Was auch an den äußeren Umständen lag, dem Dauerregen und Gewittergrollen über dem Stadion. Umso stärker es regnete, desto konfuser wirkten die deutschen Aktionen. Der Spielverlauf tat sein übriges: Die frühe Führung der Ungarn durch Adam Szalai, das planlose Anrennen der Deutschen, schließlich der Ausgleich durch Kai Havertz und dann – völlig verrückt – postwendend der erneute Treffer für die tapferen Ungarn, bei dem die DFB-Elf übertölpelt wurde.

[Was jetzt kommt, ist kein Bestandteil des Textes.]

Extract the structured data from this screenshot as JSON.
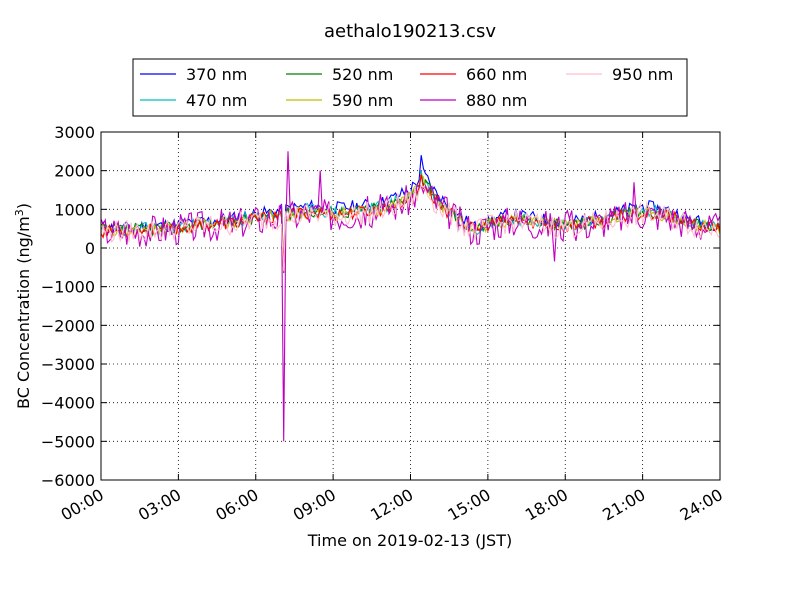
{
  "chart_data": {
    "type": "line",
    "title": "aethalo190213.csv",
    "xlabel": "Time on 2019-02-13 (JST)",
    "ylabel_main": "BC Concentration (ng/m",
    "ylabel_sup": "3",
    "ylabel_end": ")",
    "xlim": [
      "2019-02-13 00:00",
      "2019-02-14 00:00"
    ],
    "ylim": [
      -6000,
      3000
    ],
    "xticks": [
      "00:00",
      "03:00",
      "06:00",
      "09:00",
      "12:00",
      "15:00",
      "18:00",
      "21:00",
      "24:00"
    ],
    "xtick_hours": [
      0,
      3,
      6,
      9,
      12,
      15,
      18,
      21,
      24
    ],
    "yticks": [
      3000,
      2000,
      1000,
      0,
      -1000,
      -2000,
      -3000,
      -4000,
      -5000,
      -6000
    ],
    "ytick_labels": [
      "3000",
      "2000",
      "1000",
      "0",
      "−1000",
      "−2000",
      "−3000",
      "−4000",
      "−5000",
      "−6000"
    ],
    "grid": true,
    "legend_position": "top",
    "series": [
      {
        "name": "370 nm",
        "color": "#0000ff",
        "seed": 11
      },
      {
        "name": "470 nm",
        "color": "#00bfbf",
        "seed": 23
      },
      {
        "name": "520 nm",
        "color": "#008000",
        "seed": 37
      },
      {
        "name": "590 nm",
        "color": "#bfbf00",
        "seed": 41
      },
      {
        "name": "660 nm",
        "color": "#ff0000",
        "seed": 53
      },
      {
        "name": "880 nm",
        "color": "#bf00bf",
        "seed": 67
      },
      {
        "name": "950 nm",
        "color": "#ffc0cb",
        "seed": 79
      }
    ],
    "baseline_profile": {
      "hours": [
        0,
        1,
        2,
        3,
        4,
        5,
        6,
        7,
        8,
        9,
        10,
        11,
        12,
        12.5,
        13,
        14,
        14.5,
        15,
        16,
        17,
        18,
        19,
        20,
        21,
        22,
        23,
        24
      ],
      "values": [
        480,
        480,
        520,
        560,
        640,
        700,
        800,
        900,
        1000,
        950,
        1000,
        1100,
        1400,
        1800,
        1300,
        700,
        500,
        650,
        800,
        700,
        600,
        700,
        850,
        1000,
        900,
        650,
        550
      ]
    },
    "events": [
      {
        "hour": 7.1,
        "values_by_series": {
          "370 nm": -600,
          "470 nm": -600,
          "520 nm": -650,
          "590 nm": -600,
          "660 nm": -600,
          "880 nm": -5000,
          "950 nm": -600
        }
      },
      {
        "hour": 7.25,
        "values_by_series": {
          "880 nm": 2500
        }
      },
      {
        "hour": 12.4,
        "values_by_series": {
          "370 nm": 2400,
          "470 nm": 2000,
          "520 nm": 1900,
          "590 nm": 1900,
          "660 nm": 1900,
          "880 nm": 1600,
          "950 nm": 1600
        }
      },
      {
        "hour": 8.5,
        "values_by_series": {
          "880 nm": 2000
        }
      },
      {
        "hour": 17.6,
        "values_by_series": {
          "880 nm": -350
        }
      },
      {
        "hour": 20.7,
        "values_by_series": {
          "880 nm": 1700
        }
      }
    ]
  }
}
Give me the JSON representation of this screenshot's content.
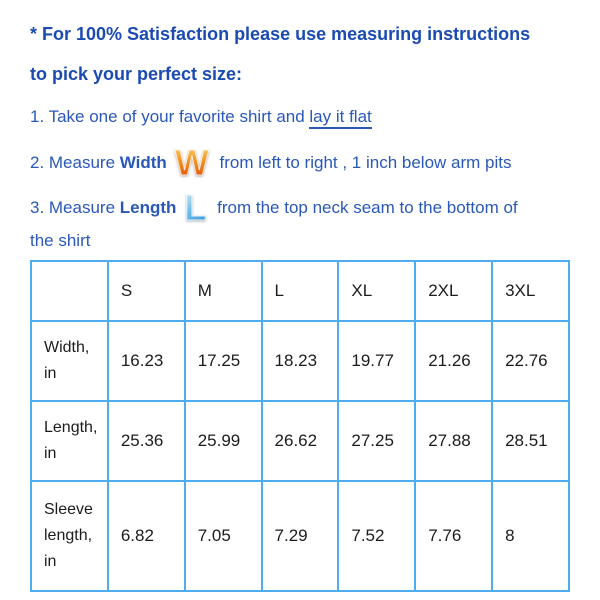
{
  "header": {
    "line1": "* For 100% Satisfaction please use measuring instructions",
    "line2": "to pick your perfect size:"
  },
  "steps": {
    "step1": {
      "text": "1. Take one of your favorite shirt and ",
      "underlined": "lay it flat"
    },
    "step2": {
      "pre": "2. Measure ",
      "keyword": "Width",
      "icon_glyph": "W",
      "post": " from left to right , 1 inch below arm pits"
    },
    "step3": {
      "pre": "3. Measure ",
      "keyword": "Length",
      "icon_glyph": "L",
      "post": " from the top neck seam to the bottom of",
      "wrap_line": "the shirt"
    }
  },
  "size_table": {
    "columns": [
      "",
      "S",
      "M",
      "L",
      "XL",
      "2XL",
      "3XL"
    ],
    "rows": [
      {
        "label": "Width, in",
        "values": [
          "16.23",
          "17.25",
          "18.23",
          "19.77",
          "21.26",
          "22.76"
        ]
      },
      {
        "label": "Length, in",
        "values": [
          "25.36",
          "25.99",
          "26.62",
          "27.25",
          "27.88",
          "28.51"
        ]
      },
      {
        "label": "Sleeve length, in",
        "values": [
          "6.82",
          "7.05",
          "7.29",
          "7.52",
          "7.76",
          "8"
        ]
      }
    ]
  },
  "colors": {
    "title_blue": "#1b4bb2",
    "body_blue": "#2a58b8",
    "table_border_blue": "#4facee",
    "table_text": "#1c1c1c",
    "w_icon_gradient_top": "#fcd97c",
    "w_icon_gradient_mid": "#f59022",
    "w_icon_gradient_bottom": "#d9480e",
    "l_icon_gradient_top": "#d8effc",
    "l_icon_gradient_mid": "#6cbcec",
    "l_icon_gradient_bottom": "#2b8fd3"
  }
}
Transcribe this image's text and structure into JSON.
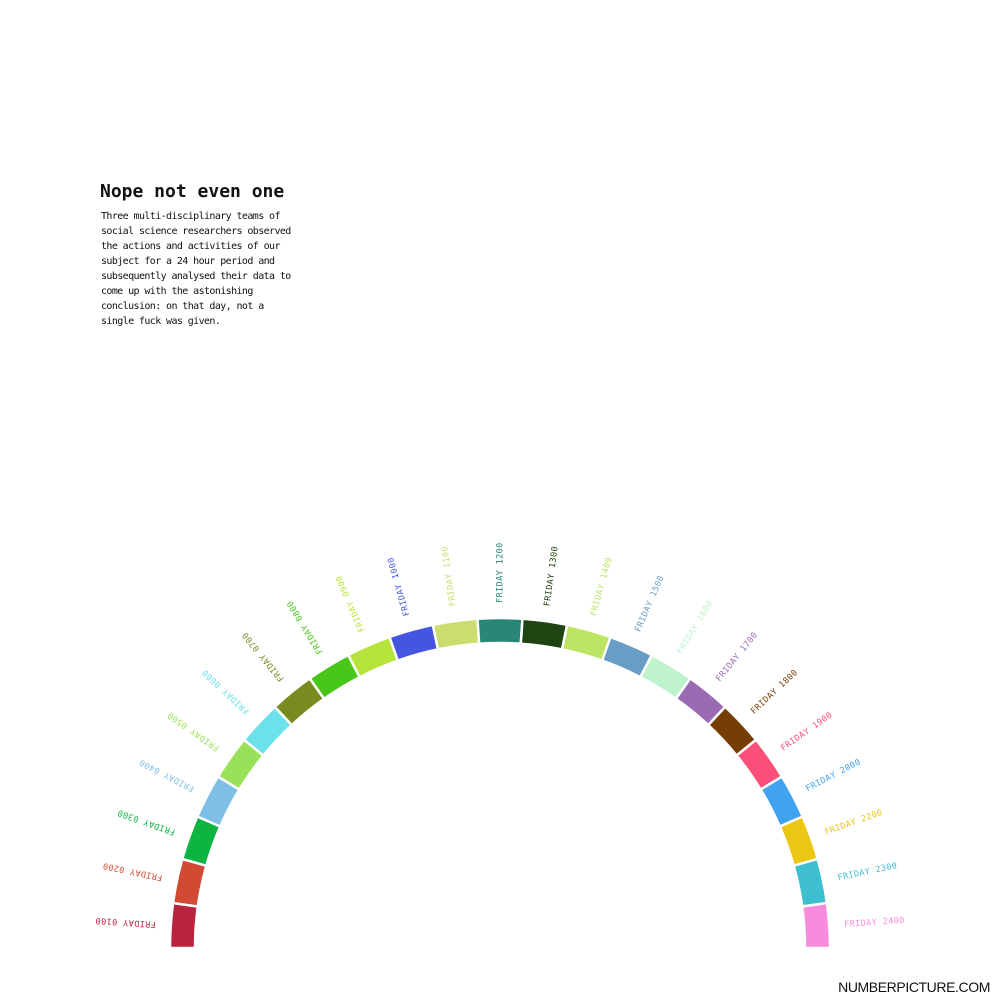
{
  "title": "Nope not even one",
  "description": "Three multi-disciplinary teams of social science researchers observed the actions and activities of our subject for a 24 hour period and subsequently analysed their data to come up with the astonishing conclusion: on that day, not a single fuck was given.",
  "credit": "NUMBERPICTURE.COM",
  "chart_data": {
    "type": "radial-bar",
    "title": "Nope not even one",
    "categories": [
      "FRIDAY 0100",
      "FRIDAY 0200",
      "FRIDAY 0300",
      "FRIDAY 0400",
      "FRIDAY 0500",
      "FRIDAY 0600",
      "FRIDAY 0700",
      "FRIDAY 0800",
      "FRIDAY 0900",
      "FRIDAY 1000",
      "FRIDAY 1100",
      "FRIDAY 1200",
      "FRIDAY 1300",
      "FRIDAY 1400",
      "FRIDAY 1500",
      "FRIDAY 1600",
      "FRIDAY 1700",
      "FRIDAY 1800",
      "FRIDAY 1900",
      "FRIDAY 2000",
      "FRIDAY 2200",
      "FRIDAY 2300",
      "FRIDAY 2400"
    ],
    "values": [
      0,
      0,
      0,
      0,
      0,
      0,
      0,
      0,
      0,
      0,
      0,
      0,
      0,
      0,
      0,
      0,
      0,
      0,
      0,
      0,
      0,
      0,
      0
    ],
    "colors": [
      "#b8233e",
      "#d24a33",
      "#0db442",
      "#7ebfe6",
      "#98e158",
      "#6be2e9",
      "#798a1e",
      "#49c718",
      "#b7e43a",
      "#4456e0",
      "#cbdd6e",
      "#2a8676",
      "#1f4311",
      "#bce563",
      "#689ec6",
      "#bff3cd",
      "#9a6bb3",
      "#763d04",
      "#f94f79",
      "#41a2ef",
      "#ebc613",
      "#3ebfd0",
      "#f78bdd"
    ]
  }
}
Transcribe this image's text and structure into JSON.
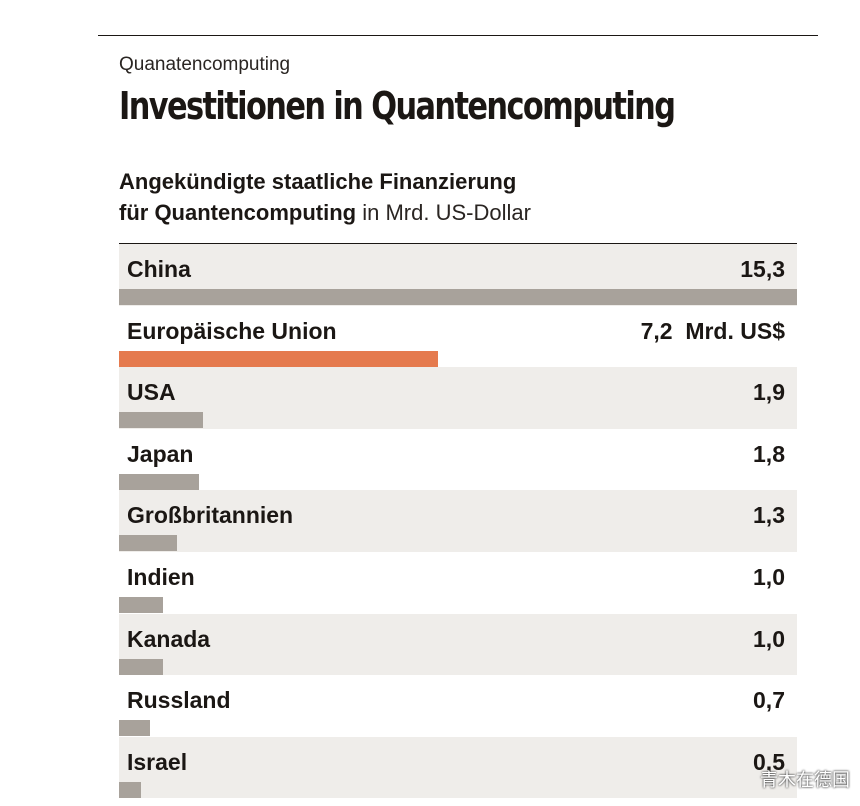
{
  "header": {
    "kicker": "Quanatencomputing",
    "headline": "Investitionen in Quantencomputing"
  },
  "chart_data": {
    "type": "bar",
    "orientation": "horizontal",
    "subtitle_bold": "Angekündigte staatliche Finanzierung",
    "subtitle_bold_2": "für Quantencomputing",
    "unit": "in Mrd. US-Dollar",
    "categories": [
      "China",
      "Europäische Union",
      "USA",
      "Japan",
      "Großbritannien",
      "Indien",
      "Kanada",
      "Russland",
      "Israel"
    ],
    "values": [
      15.3,
      7.2,
      1.9,
      1.8,
      1.3,
      1.0,
      1.0,
      0.7,
      0.5
    ],
    "value_labels": [
      "15,3",
      "7,2  Mrd. US$",
      "1,9",
      "1,8",
      "1,3",
      "1,0",
      "1,0",
      "0,7",
      "0,5"
    ],
    "highlight_category": "Europäische Union",
    "colors": {
      "default": "#a8a29b",
      "highlight": "#e57a4e",
      "row_shade": "#efedea"
    },
    "xlim": [
      0,
      15.3
    ]
  },
  "watermark": "青木在德国"
}
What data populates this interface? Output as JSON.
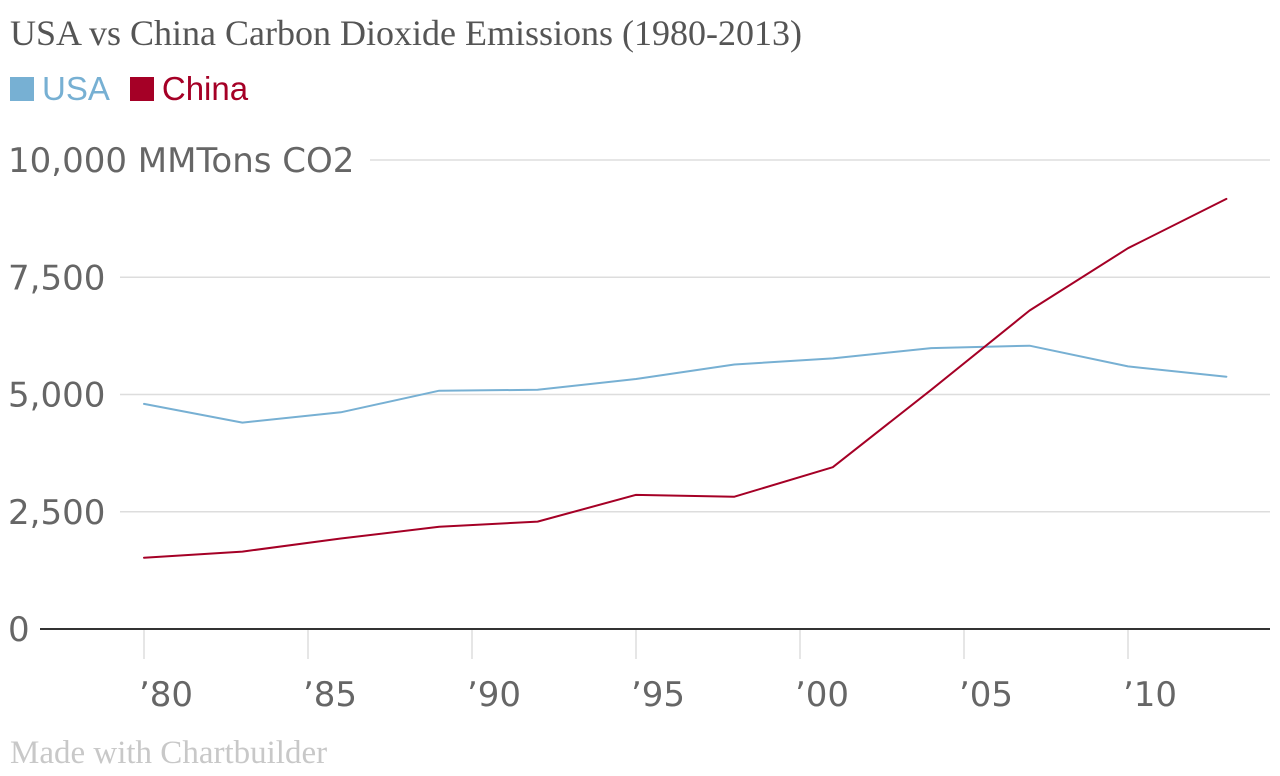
{
  "title": "USA vs China Carbon Dioxide Emissions (1980-2013)",
  "credit": "Made with Chartbuilder",
  "colors": {
    "usa": "#77b0d3",
    "china": "#a50026",
    "grid": "#dddddd",
    "axis": "#333333",
    "text": "#666666"
  },
  "legend": [
    {
      "label": "USA",
      "color": "#77b0d3"
    },
    {
      "label": "China",
      "color": "#a50026"
    }
  ],
  "chart_data": {
    "type": "line",
    "title": "USA vs China Carbon Dioxide Emissions (1980-2013)",
    "ylabel": "MMTons CO2",
    "ylim": [
      0,
      10000
    ],
    "xlim": [
      1980,
      2013
    ],
    "grid": true,
    "legend_position": "top-left",
    "yticks": [
      {
        "value": 0,
        "label": "0"
      },
      {
        "value": 2500,
        "label": "2,500"
      },
      {
        "value": 5000,
        "label": "5,000"
      },
      {
        "value": 7500,
        "label": "7,500"
      },
      {
        "value": 10000,
        "label": "10,000 MMTons CO2"
      }
    ],
    "xticks": [
      {
        "value": 1980,
        "label": "’80"
      },
      {
        "value": 1985,
        "label": "’85"
      },
      {
        "value": 1990,
        "label": "’90"
      },
      {
        "value": 1995,
        "label": "’95"
      },
      {
        "value": 2000,
        "label": "’00"
      },
      {
        "value": 2005,
        "label": "’05"
      },
      {
        "value": 2010,
        "label": "’10"
      }
    ],
    "series": [
      {
        "name": "USA",
        "color": "#77b0d3",
        "points": [
          [
            1980,
            4800
          ],
          [
            1983,
            4400
          ],
          [
            1986,
            4620
          ],
          [
            1989,
            5080
          ],
          [
            1992,
            5100
          ],
          [
            1995,
            5330
          ],
          [
            1998,
            5640
          ],
          [
            2001,
            5770
          ],
          [
            2004,
            5990
          ],
          [
            2007,
            6040
          ],
          [
            2010,
            5600
          ],
          [
            2013,
            5380
          ]
        ]
      },
      {
        "name": "China",
        "color": "#a50026",
        "points": [
          [
            1980,
            1520
          ],
          [
            1983,
            1650
          ],
          [
            1986,
            1930
          ],
          [
            1989,
            2180
          ],
          [
            1992,
            2290
          ],
          [
            1995,
            2860
          ],
          [
            1998,
            2820
          ],
          [
            2001,
            3450
          ],
          [
            2004,
            5100
          ],
          [
            2007,
            6790
          ],
          [
            2010,
            8120
          ],
          [
            2013,
            9170
          ]
        ]
      }
    ]
  }
}
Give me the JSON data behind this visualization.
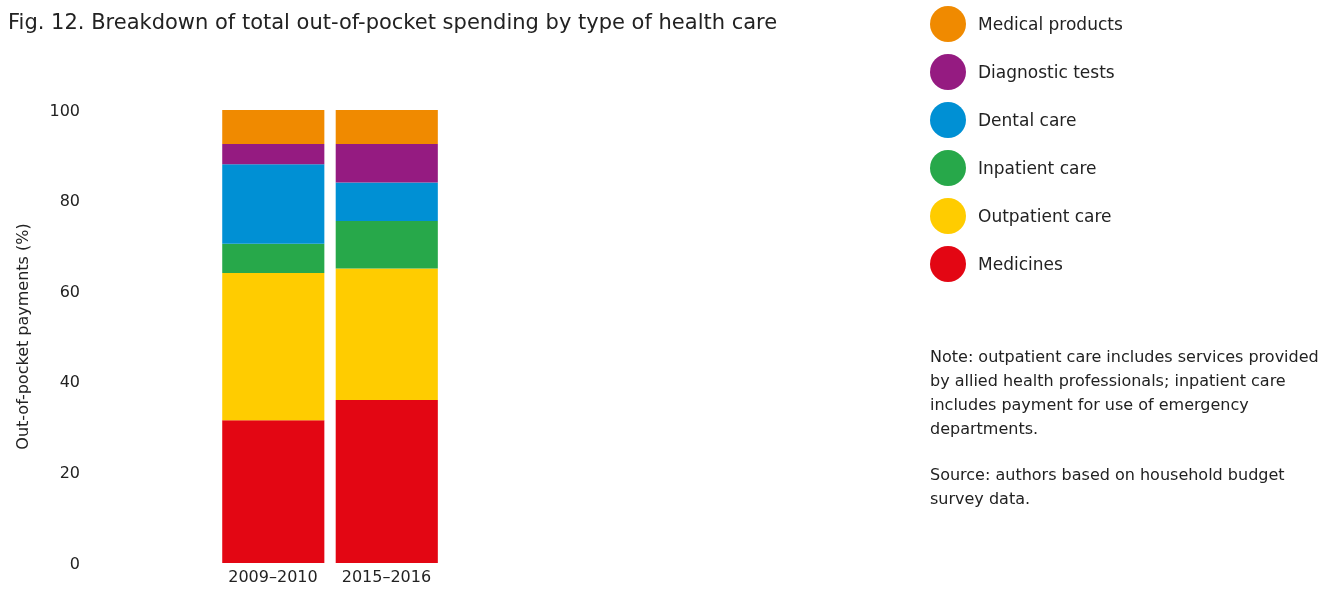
{
  "chart_data": {
    "type": "bar",
    "title": "Fig. 12. Breakdown of total out-of-pocket spending by type of health care",
    "ylabel": "Out-of-pocket payments (%)",
    "categories": [
      "2009–2010",
      "2015–2016"
    ],
    "stacked": true,
    "ylim": [
      0,
      100
    ],
    "yticks": [
      0,
      20,
      40,
      60,
      80,
      100
    ],
    "legend": "top right",
    "series": [
      {
        "name": "Medicines",
        "color": "#e30613",
        "values": [
          31.5,
          36
        ]
      },
      {
        "name": "Outpatient care",
        "color": "#ffcc00",
        "values": [
          32.5,
          29
        ]
      },
      {
        "name": "Inpatient care",
        "color": "#27a84a",
        "values": [
          6.5,
          10.5
        ]
      },
      {
        "name": "Dental care",
        "color": "#0090d4",
        "values": [
          17.5,
          8.5
        ]
      },
      {
        "name": "Diagnostic tests",
        "color": "#951b81",
        "values": [
          4.5,
          8.5
        ]
      },
      {
        "name": "Medical products",
        "color": "#f08a00",
        "values": [
          7.5,
          7.5
        ]
      }
    ],
    "annotations": [
      "Note: outpatient care includes services provided by allied health professionals; inpatient care includes payment for use of emergency departments.",
      "Source: authors based on household budget survey data."
    ]
  }
}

Der eingewechselte Leon Goretzka rettete die Löw-Mannschaft mit seinem 2:2 sechs Minuten vor dem Ende. Er rettete auch den Coach selbst, dessen Bundestrainer-Ära beinahe abrupt beendet gewesen wäre. „Das war so verflucht knapp“, schrieb Abwehrchef Mats Hummels noch in der Nacht nach dem Spiel auf Instagram. Robin Gosens sprach von einer „Achterbahnfahrt der Gefühle“, Kapitän Manuel Neuer von einem „absoluten Nervenkrimi“. Und Bundestrainer Joachim Löw? Er sah, vom Regen völlig durchnässt, wie so viele aus nach dem Abpfiff: geschafft. Löw richtete schnell den Blick nach vorn. „Jetzt ist diese Vorrunde abgehakt. Jetzt geht es darum, alles oder nichts“, sagte der 61-Jährige und dachte dabei schon an das Achtelfinale in Wembley.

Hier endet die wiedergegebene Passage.